The major differential diagnosis considered for a spindle cell lesion in an immunosuppressed individual includes Kaposi sarcoma (KS) and mycobacterial spindle cell pseudotumor. Kaposi sarcoma is a low-grade vascular tumor associated with human herpesvirus 8. It predominantly involves mucocutaneous sites but other anatomic locations can be involved as well. Well-developed KS (tumors) consists of fascicles of spindle-shaped tumor cells often admixed with a variable chronic inflammatory infiltrate composed of lymphocytes, plasma cells, and dendritic cells. Various histologic subtypes have described, including anaplastic, hyperkeratotic, lymphangioma-like, bullous, telangiectatic, ecchymotic, keloidal, pyogenic granuloma–like, micronodular, intravascular, glomeruloid, and pigmented KS, as well as KS with sarcoidlike granulomas and, importantly, KS with myoid nodules.22 Kaposi sarcoma shows immunoreactivity for vascular markers CD31 and CD34 and is negative for smooth muscle–related antigens. Epstein-Barr virus–associated SMT can resemble KS histologically in view of the presence of intratumoral lymphocytes and spindle-shaped cells; however, the negative staining for endothelial markers (CD31 and CD34) and positivity for desmin along with demonstration of EBV in tumor cells by in situ hybridization helps in clinching the diagnosis. Mycobacterial spindle cell pseudotumor shows numerous acid-fast bacilli within the spindle cells and thus can be differentiated from EBV-SMT on this basis.
Other differential diagnosis that needs to be excluded in pertinent cases is myopericytoma, as the EBV-SMT may exhibit some myopericytoma-like features. Myopericytoma is a benign perivascular myoid tumor composed of oval to short fusiform cells with a striking multilayered concentric growth around the vessels. The immunophenotype shows myoid features with positive staining for α smooth muscle actin, caldesmon, and desmin.
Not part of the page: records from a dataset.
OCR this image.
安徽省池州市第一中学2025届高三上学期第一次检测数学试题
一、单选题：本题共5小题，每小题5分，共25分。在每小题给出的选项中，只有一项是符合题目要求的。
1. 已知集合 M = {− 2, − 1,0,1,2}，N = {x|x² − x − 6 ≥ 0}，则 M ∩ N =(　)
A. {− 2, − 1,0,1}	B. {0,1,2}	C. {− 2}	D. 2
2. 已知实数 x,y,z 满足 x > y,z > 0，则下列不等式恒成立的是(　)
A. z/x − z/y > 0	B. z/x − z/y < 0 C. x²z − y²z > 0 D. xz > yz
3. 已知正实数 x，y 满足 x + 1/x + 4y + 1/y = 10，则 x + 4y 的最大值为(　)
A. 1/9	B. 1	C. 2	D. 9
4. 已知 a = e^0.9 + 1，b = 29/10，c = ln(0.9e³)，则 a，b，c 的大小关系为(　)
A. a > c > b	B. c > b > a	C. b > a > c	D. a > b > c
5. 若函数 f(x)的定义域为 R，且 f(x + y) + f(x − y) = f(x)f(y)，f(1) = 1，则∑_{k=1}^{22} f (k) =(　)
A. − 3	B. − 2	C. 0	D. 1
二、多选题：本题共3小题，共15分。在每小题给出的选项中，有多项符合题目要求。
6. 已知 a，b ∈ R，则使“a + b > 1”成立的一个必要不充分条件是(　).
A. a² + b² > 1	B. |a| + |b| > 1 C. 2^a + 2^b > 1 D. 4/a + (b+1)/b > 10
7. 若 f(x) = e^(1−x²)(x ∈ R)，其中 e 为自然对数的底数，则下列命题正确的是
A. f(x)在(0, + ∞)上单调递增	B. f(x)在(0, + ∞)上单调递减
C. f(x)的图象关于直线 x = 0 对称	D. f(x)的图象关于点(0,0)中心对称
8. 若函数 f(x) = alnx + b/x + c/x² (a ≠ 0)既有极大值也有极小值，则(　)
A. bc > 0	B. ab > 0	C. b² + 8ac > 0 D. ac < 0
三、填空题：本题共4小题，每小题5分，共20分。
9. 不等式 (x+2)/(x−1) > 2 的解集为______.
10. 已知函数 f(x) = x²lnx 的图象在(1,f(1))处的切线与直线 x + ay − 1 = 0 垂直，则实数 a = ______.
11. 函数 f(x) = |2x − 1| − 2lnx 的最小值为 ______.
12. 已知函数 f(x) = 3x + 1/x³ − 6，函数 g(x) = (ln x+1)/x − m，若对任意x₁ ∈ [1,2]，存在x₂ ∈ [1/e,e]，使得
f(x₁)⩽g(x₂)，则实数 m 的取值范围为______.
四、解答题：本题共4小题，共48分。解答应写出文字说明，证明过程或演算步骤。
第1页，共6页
The index of suspicion should be high in immunocompromised patients and a positive staining for EBV–encoded small RNA in situ hybridization, helps in distinguishing the EBV-SMT from this tumor.
MANAGEMENT AND PROGNOSIS
Different treatment modalities have been described for EBV-SMT, including chemotherapy, surgical resection, antiviral therapy, and reduced immunosuppression. However, given the rarity and uncertain behavior of these tumors, no fixed approach has been described to treat these tumors.
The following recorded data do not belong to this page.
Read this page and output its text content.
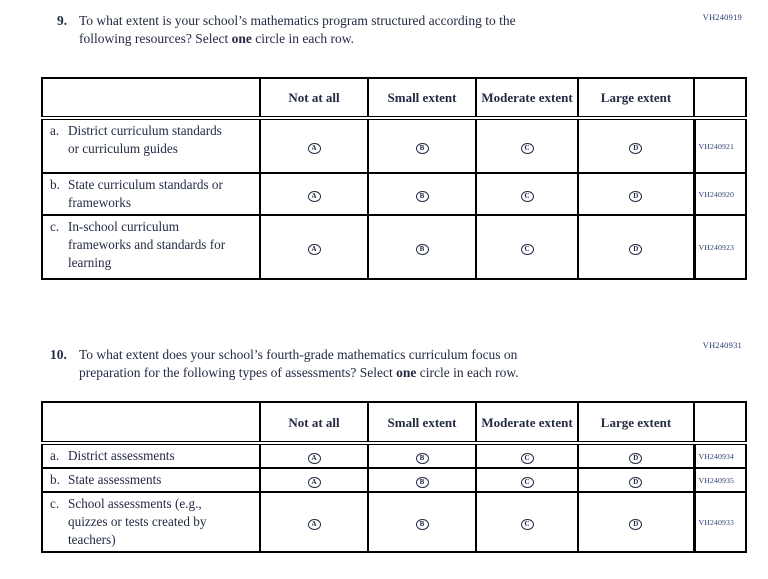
VH240919
9. To what extent is your school’s mathematics program structured according to the
following resources? Select one circle in each row.
	Not at all	Small extent	Moderate extent	Large extent	

a. District curriculum standards or curriculum guides	A	B	C	D	VH240921

b. State curriculum standards or frameworks	A	B	C	D	VH240920

c. In-school curriculum frameworks and standards for learning	A	B	C	D	VH240923
VH240931
10. To what extent does your school’s fourth-grade mathematics curriculum focus on
preparation for the following types of assessments? Select one circle in each row.
	Not at all	Small extent	Moderate extent	Large extent	

a. District assessments	A	B	C	D	VH240934

b. State assessments	A	B	C	D	VH240935

c. School assessments (e.g., quizzes or tests created by teachers)	A	B	C	D	VH240933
In PT-SMT, surgery and/or reduced immunosuppression remain the main therapeutic approaches and provide comparable results.16 Sirolimus, which is an mTOR/Akt signal inhibitor, shows therapeutic benefits; however, it's not clear if it alone is responsible for disease stability. As suppression of tumor neoangiogenesis is used as a potential target for therapy in several neoplasms including sarcomas, antiangiogenic molecules are being tried in these patients, although somewhat unsuccessfully.13
A review of the literature has revealed that HIV-SMT has the poorest prognosis among the 3 subtypes.6 Also, patients succumb to infectious complications in most cases rather than local tumor progression, especially in HIV and posttransplant patients. It is interesting to note that although HIV-SMTs most commonly occur in the brain, posttransplant patients who develop intracranial EBV-SMTs are associated with poor prognosis.6
Epstein-Barr virus–associated SMTs are rare soft tissue spindle cell neoplasms that occur in immunosuppressed individuals. There is a slight female preponderance for all subtypes and they can be seen in pediatric as well as adult patients. Histologic features and behavior are variable in HIV-SMT and immunosuppression-associated complications are more relevant and important for predicting outcome than tumor morphologic characteristics. Therapeutic strategies target the tumor location as well as the etiology of immunosuppression.
The authors have no relevant financial interest in the products or companies described in this article.